ある年の秋、生前本因坊秀哉は京都を愛し、たびたび、川端丸太町の吉田操子の家の客になつた。そのころもいまも、日本中で吉田塾ほど居心地のよい家は珍らしいが、本因坊名人はことに吉田操子さんと親しかつた。そのころのある年の秋、吉田さんの家にはいつでも、多勢の学生が遊びに来ていたものだ。藤田梧郎、島田拓爾、垣内良三、みんなぼくと同じころ京都帝大に学んで、碁を習つているのか、学校へ出ているのか、けじめがつかない連中ばかりだ。それに専門棋士の染谷たちも交つていたのだろう。がやがや集まつて、だれかの打碁を調べていた。専門棋士の対局ではなくアマチユアの碁だつた。ところで中盤の一手が難かしくて、ああでもない、こうでもないと、さかんにつつついているとき、ひよろりと人影が射した。本因坊名人だつた。
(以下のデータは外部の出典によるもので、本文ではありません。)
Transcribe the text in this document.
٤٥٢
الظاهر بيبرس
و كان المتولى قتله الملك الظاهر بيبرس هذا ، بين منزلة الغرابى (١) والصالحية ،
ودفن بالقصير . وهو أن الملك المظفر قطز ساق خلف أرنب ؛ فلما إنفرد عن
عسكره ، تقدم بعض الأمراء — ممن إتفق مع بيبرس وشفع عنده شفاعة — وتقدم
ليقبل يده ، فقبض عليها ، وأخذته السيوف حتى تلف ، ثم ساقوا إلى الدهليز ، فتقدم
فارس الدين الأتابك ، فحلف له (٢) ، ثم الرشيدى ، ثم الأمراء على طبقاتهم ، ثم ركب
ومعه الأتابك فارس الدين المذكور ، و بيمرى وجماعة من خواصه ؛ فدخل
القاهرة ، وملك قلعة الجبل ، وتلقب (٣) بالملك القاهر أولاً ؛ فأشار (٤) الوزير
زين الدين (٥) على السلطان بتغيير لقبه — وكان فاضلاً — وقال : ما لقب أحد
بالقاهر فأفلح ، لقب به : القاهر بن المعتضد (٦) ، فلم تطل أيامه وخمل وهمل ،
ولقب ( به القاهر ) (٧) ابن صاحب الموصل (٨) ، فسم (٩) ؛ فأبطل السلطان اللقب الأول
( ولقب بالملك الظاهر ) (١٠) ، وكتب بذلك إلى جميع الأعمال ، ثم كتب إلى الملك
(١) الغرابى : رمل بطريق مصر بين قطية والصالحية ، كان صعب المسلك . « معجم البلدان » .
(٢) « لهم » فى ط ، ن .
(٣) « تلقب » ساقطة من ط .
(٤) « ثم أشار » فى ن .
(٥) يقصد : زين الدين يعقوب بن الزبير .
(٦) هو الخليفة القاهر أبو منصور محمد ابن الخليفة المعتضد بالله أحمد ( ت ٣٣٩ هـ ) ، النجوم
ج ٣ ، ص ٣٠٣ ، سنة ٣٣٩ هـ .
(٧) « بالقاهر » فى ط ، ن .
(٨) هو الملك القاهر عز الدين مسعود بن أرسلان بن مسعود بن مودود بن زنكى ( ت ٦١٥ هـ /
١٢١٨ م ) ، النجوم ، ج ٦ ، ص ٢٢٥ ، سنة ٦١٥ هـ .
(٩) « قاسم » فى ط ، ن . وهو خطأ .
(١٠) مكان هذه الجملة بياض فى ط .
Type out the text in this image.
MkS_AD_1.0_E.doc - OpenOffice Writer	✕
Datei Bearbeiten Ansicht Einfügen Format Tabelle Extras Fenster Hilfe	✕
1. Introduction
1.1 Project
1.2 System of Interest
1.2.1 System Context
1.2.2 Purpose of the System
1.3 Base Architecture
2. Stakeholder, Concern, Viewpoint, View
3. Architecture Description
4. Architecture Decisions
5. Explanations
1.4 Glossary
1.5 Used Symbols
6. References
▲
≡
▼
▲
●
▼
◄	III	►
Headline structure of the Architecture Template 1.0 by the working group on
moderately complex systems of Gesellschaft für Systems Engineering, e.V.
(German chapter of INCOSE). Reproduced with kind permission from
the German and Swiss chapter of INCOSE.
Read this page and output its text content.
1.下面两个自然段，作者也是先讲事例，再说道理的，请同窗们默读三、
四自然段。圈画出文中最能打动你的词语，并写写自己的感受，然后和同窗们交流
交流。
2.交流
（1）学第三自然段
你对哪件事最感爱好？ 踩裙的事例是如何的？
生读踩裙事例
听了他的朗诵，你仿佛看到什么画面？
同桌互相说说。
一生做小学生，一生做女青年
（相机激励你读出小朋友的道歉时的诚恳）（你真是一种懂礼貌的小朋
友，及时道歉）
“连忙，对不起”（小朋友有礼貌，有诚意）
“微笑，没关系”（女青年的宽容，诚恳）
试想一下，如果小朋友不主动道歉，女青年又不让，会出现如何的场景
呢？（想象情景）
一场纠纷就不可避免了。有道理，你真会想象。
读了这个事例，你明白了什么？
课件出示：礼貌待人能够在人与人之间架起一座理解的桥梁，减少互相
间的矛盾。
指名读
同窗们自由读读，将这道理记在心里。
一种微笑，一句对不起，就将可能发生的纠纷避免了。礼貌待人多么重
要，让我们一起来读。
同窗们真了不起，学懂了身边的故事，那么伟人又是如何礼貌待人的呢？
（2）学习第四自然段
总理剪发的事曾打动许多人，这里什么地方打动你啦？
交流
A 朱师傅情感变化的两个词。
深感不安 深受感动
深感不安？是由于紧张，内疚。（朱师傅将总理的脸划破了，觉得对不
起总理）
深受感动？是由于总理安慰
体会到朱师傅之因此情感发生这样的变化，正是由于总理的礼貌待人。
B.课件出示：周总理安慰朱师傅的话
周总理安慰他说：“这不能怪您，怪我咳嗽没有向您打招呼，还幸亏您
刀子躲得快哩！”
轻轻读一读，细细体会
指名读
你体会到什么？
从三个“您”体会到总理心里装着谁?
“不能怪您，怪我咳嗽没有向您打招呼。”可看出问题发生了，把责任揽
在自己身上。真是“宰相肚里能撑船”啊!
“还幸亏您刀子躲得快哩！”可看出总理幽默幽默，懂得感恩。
それで、仲間の一人が「本因坊先生、ここ、どう打てばいいのですか」とたずねた。無口な名人は碁盤の前に坐つて「どれ、どれ」といつた様子で碁盤を眺め初めた。十分たつた、二十分たつた。本因坊名人が坐つているので、はたでがやがや喋舌つていた連中は、本因坊さんがなんというのか、それを待つて黙つていた。ところが、いつまで経つても黙つてタバコを吹かしているので、しびれを切らした連中は、なんとなく立ち上つて、その碁盤のお守りを本因坊名人にまかして、外へ出た。
出ればきまつてそのころは、三条河原町まで往復ぶらぶら歩いて一時間の散歩に行くのがおきまりだつた。お茶ぐらいは呑んだことだろう。歩き疲れ、喋舌り疲れて、さて川端の家に帰つてくると、みんなはおどろいてしまつた。夕闇の迫つた庭のほの明りに向いて、本因坊名人はさつきのまま端然と碁盤に座つて、つくねんと考えに耽つているのだ。それこそ、おどろいてしまつた藤田梧郎は、ずつとそばによつて、かしこまつて「本因坊先生、ここはどうなんでしようか」と改めてたずねると、名人は、タバコの煙を静かにくゆらせながら、ぽつつと「はてね」と唸つたまま、黙々とその碁の読みに耽けつていたという。